Page 1 of 1

SPCC: Testrun of SFnnue sv200728_1104 finished

Posted: Thu Jul 30, 2020 2:45 pm
by pohl4711
AB-testrun of SFnnue sv200728_1104 (nodchip avx2-compile) finished. Another huge Elo-gain !!!

https://www.sp-cc.de

Re: SPCC: Testrun of SFnnue sv200728_1104 finished

Posted: Thu Jul 30, 2020 2:56 pm
by pohl4711

Code: Select all

Individual statistics:

1 SFnnue sv200728_1104   : 3648 7000 (+4475,=2425,-100), 81.3 %

Slow Chess 2.2 popc      : 1000 (+722,=268,- 10), 85.6 %
Ethereal 12.25 pext      : 1000 (+715,=280,-  5), 85.5 %
Komodo 14 bmi2           : 1000 (+548,=435,- 17), 76.5 %
Stockfish 11 200118      : 1000 (+357,=597,- 46), 65.5 %
Xiphos 0.6 bmi2          : 1000 (+759,=236,-  5), 87.7 %
Fire 7.1 popc            : 1000 (+769,=227,-  4), 88.3 %
Houdini 6 pext           : 1000 (+605,=382,- 13), 79.6 %
Only 100 losses out of 7000 games versus 7 strong AB-engines...
Classical, official Stockfish is released, when around +50 Elo are reached, compared to the latest official release.

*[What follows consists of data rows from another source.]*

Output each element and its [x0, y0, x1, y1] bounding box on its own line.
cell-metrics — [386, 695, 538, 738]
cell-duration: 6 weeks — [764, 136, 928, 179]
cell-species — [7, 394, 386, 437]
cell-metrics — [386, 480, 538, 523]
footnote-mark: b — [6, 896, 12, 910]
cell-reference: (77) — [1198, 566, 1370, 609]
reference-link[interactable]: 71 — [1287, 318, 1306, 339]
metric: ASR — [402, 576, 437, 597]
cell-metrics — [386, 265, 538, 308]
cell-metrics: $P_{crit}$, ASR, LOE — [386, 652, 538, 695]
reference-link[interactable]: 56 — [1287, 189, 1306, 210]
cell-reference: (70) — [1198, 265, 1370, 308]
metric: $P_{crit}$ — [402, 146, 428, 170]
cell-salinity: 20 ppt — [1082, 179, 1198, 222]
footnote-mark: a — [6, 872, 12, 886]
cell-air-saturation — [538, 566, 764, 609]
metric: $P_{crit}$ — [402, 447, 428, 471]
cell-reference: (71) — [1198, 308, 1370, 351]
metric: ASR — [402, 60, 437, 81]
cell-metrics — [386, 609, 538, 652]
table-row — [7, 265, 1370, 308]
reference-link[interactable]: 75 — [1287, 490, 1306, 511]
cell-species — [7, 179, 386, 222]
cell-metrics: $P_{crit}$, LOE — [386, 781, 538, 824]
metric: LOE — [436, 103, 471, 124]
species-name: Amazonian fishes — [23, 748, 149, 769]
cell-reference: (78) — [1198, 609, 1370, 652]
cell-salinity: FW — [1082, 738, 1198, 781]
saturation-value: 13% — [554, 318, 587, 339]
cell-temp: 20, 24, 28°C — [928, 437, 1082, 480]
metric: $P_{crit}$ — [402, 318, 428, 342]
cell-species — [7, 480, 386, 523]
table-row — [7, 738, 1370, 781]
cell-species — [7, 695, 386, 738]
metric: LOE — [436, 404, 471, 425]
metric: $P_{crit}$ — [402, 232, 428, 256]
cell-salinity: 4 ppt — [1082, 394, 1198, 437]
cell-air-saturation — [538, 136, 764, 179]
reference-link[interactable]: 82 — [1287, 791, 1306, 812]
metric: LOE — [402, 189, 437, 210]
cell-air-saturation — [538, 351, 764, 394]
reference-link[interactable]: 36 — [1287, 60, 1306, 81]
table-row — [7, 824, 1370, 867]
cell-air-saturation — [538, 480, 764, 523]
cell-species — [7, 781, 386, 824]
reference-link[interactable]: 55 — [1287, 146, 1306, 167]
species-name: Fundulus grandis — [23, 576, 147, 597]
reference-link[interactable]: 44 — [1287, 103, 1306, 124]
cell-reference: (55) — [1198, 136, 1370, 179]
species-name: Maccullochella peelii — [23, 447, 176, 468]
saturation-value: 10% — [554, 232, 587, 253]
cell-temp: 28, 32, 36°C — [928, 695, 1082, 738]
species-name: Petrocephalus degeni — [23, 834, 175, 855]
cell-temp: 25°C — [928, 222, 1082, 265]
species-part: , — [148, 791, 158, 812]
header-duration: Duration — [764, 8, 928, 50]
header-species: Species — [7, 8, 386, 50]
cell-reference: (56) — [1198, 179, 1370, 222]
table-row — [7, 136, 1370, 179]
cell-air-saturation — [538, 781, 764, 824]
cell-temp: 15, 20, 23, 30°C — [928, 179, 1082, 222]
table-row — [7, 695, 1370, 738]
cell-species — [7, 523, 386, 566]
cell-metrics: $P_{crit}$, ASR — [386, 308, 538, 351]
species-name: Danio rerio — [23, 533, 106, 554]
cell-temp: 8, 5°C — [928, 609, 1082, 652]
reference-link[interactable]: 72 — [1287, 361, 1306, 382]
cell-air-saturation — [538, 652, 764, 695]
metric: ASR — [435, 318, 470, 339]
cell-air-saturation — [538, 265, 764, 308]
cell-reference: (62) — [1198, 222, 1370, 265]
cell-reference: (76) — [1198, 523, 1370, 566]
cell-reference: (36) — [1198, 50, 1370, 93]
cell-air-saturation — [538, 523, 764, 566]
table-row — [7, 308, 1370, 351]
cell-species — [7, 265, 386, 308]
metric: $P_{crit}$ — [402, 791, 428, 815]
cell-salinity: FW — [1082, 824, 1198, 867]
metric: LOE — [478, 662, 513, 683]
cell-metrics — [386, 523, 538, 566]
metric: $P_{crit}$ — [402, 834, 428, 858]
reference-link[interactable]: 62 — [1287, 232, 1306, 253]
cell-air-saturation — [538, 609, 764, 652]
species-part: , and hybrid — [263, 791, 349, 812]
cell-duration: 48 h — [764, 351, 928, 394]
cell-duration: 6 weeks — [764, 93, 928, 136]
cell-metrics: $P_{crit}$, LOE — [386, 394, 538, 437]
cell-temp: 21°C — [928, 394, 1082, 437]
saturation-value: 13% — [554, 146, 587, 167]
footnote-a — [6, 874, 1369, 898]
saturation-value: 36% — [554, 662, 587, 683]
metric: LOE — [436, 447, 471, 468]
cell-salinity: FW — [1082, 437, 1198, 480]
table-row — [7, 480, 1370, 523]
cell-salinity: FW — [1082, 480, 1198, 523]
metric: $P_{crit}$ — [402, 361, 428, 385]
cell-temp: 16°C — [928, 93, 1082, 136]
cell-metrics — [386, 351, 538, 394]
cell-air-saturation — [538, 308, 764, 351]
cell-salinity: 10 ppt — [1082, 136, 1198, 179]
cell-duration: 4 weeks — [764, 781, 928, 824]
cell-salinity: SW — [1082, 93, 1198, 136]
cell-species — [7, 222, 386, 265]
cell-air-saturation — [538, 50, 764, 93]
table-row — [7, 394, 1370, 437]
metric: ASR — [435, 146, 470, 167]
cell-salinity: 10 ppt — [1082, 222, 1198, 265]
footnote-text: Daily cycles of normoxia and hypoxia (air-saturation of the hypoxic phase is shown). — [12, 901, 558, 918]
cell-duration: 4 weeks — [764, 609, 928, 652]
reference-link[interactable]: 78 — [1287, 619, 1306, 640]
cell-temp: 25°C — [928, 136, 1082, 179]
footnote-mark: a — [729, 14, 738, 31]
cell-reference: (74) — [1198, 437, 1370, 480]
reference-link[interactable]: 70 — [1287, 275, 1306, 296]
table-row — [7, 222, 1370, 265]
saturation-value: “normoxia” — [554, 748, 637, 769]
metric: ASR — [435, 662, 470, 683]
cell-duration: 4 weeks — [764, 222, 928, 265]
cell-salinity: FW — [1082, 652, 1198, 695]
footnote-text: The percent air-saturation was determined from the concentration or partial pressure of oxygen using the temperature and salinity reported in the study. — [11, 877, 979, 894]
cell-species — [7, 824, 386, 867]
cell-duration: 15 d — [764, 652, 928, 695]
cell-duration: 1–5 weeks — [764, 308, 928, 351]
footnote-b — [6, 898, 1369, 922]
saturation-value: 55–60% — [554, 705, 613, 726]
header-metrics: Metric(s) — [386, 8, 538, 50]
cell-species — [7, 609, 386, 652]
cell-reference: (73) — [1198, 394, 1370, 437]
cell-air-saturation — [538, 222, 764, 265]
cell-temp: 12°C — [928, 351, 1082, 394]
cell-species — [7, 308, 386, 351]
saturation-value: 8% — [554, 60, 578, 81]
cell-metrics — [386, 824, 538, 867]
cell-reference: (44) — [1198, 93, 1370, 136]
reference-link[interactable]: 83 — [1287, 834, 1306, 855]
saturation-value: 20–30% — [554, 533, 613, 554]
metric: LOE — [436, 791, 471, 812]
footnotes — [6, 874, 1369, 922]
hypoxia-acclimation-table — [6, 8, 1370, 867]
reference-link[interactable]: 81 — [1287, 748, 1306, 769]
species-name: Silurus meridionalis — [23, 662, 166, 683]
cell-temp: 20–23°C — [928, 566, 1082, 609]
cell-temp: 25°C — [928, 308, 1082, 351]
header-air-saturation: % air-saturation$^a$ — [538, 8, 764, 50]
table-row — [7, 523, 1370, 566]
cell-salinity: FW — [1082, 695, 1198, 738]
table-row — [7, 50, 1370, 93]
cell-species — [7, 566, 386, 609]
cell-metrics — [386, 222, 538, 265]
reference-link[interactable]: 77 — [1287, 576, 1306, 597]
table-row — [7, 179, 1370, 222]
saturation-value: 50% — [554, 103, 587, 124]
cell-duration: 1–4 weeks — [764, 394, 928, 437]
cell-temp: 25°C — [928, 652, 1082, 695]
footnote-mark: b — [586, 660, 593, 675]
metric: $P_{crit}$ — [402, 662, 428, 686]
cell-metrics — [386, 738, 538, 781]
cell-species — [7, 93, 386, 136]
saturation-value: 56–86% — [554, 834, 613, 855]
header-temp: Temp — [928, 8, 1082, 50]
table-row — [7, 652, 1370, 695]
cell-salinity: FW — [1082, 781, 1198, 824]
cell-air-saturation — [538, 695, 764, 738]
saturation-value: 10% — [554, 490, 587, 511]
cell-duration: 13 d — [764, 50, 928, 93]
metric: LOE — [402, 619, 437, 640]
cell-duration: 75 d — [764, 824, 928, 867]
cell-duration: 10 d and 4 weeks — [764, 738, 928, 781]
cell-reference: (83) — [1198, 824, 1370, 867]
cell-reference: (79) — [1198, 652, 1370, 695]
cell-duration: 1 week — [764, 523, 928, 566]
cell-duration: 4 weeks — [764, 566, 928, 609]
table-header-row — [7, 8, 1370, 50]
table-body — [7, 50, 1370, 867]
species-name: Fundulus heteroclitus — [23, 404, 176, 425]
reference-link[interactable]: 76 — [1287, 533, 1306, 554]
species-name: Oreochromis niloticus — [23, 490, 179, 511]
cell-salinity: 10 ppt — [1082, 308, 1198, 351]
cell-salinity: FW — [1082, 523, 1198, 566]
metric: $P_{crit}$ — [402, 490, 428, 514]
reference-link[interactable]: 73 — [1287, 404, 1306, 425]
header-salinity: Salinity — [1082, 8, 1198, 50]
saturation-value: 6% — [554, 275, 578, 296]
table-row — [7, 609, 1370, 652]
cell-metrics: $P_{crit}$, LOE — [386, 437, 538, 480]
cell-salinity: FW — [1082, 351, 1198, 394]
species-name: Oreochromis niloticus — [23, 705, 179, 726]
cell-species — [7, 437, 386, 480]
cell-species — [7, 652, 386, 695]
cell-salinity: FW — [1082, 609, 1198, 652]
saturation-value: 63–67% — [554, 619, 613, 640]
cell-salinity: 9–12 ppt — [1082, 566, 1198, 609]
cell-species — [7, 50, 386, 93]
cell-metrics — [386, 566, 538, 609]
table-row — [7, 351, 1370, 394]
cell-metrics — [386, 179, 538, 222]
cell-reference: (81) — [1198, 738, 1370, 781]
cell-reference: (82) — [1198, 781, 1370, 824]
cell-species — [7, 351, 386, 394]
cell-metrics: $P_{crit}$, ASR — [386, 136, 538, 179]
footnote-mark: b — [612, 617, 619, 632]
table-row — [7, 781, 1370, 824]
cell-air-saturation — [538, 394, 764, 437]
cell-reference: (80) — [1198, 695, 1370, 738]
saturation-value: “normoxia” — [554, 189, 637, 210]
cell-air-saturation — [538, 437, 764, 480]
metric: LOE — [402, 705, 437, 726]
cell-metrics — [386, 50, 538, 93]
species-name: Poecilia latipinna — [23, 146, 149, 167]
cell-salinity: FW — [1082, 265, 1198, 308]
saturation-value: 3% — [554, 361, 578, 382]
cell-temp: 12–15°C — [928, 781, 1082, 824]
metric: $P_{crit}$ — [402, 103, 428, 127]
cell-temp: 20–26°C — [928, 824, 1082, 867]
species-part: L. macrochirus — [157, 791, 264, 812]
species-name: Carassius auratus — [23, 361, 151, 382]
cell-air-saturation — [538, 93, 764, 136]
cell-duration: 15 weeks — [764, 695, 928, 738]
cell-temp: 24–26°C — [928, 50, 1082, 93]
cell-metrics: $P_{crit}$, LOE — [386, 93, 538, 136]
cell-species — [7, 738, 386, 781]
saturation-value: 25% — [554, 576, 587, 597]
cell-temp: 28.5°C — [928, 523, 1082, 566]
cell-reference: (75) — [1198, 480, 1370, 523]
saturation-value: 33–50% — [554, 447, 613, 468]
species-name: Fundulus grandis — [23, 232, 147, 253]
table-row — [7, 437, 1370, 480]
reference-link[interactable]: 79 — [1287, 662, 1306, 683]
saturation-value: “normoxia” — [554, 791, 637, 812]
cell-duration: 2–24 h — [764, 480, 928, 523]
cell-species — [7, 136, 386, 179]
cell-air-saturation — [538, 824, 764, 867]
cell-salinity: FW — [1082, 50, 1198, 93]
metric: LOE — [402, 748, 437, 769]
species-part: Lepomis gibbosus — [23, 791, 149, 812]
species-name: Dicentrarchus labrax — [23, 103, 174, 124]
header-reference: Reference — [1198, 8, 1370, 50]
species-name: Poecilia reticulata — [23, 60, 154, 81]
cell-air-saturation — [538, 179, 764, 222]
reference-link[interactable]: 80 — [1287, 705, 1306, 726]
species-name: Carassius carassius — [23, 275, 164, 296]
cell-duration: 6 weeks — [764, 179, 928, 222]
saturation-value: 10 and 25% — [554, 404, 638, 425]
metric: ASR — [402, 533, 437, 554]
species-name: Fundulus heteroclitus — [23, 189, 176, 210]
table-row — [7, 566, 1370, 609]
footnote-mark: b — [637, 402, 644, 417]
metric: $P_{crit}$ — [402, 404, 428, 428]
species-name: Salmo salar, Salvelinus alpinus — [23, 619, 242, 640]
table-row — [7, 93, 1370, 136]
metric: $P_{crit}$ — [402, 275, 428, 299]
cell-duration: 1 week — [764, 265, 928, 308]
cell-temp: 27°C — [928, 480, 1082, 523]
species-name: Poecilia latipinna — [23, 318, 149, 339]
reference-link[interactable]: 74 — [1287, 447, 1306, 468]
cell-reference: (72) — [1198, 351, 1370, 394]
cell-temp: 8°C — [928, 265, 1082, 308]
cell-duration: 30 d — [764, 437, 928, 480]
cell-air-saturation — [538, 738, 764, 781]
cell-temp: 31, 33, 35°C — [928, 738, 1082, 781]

So SFnnue now plays nearly at the level of Stockfish 13 (!)

Re: SPCC: Testrun of SFnnue sv200728_1104 finished

Posted: Thu Jul 30, 2020 4:06 pm
by marsell
thanks for the test, Stockfish nnue is great.

Re: SPCC: Testrun of SFnnue sv200728_1104 finished

Posted: Thu Jul 30, 2020 4:16 pm
by mehmet123
Stockfish NNUE SV 200728_1104 vs Stockfish 11 :1000 (+357,=597,- 46), 65.5 %

+112 elo difference (elostat). Really great

Re: SPCC: Testrun of SFnnue sv200728_1104 finished

Posted: Thu Jul 30, 2020 6:20 pm
by Gary Internet
This has to be the end of an era that people have talked about. This is a real step change in strength gain for an engine that runs on CPU only. Stefan's words say more than mine could:
AB-testrun of SFnnue sv200728_1104 (nodchip avx2-compile) finished. Another huge Elo-gain: +18 Elo to SFnnue sv200724_0123, +61 Elo to Stockfish 200717 (latest SF-dev) and +94 Elo to Stockfish 11 !!!
Even if NNUE stopped gaining Elo forever by mid August 2020, it would probably take Stockfish Dev about 3 years to catch up. At the moment NNUE seems to making months of progress in just days, and years of progress in a week or two.

EDIT: As Mehmet says, if you just look at the head-to-head results against SF 11 and calculate Elo from that, 112 Elo is light years ahead of where SF Dev would be in the same head-to-head match right now. Yes, it's "only" 1,000 games, but when the winning margin is so great, you can't seriously expect that if they played another 1,000 games, the scores would balance out to a draw. Doesn't look like SF11 would stand a chance.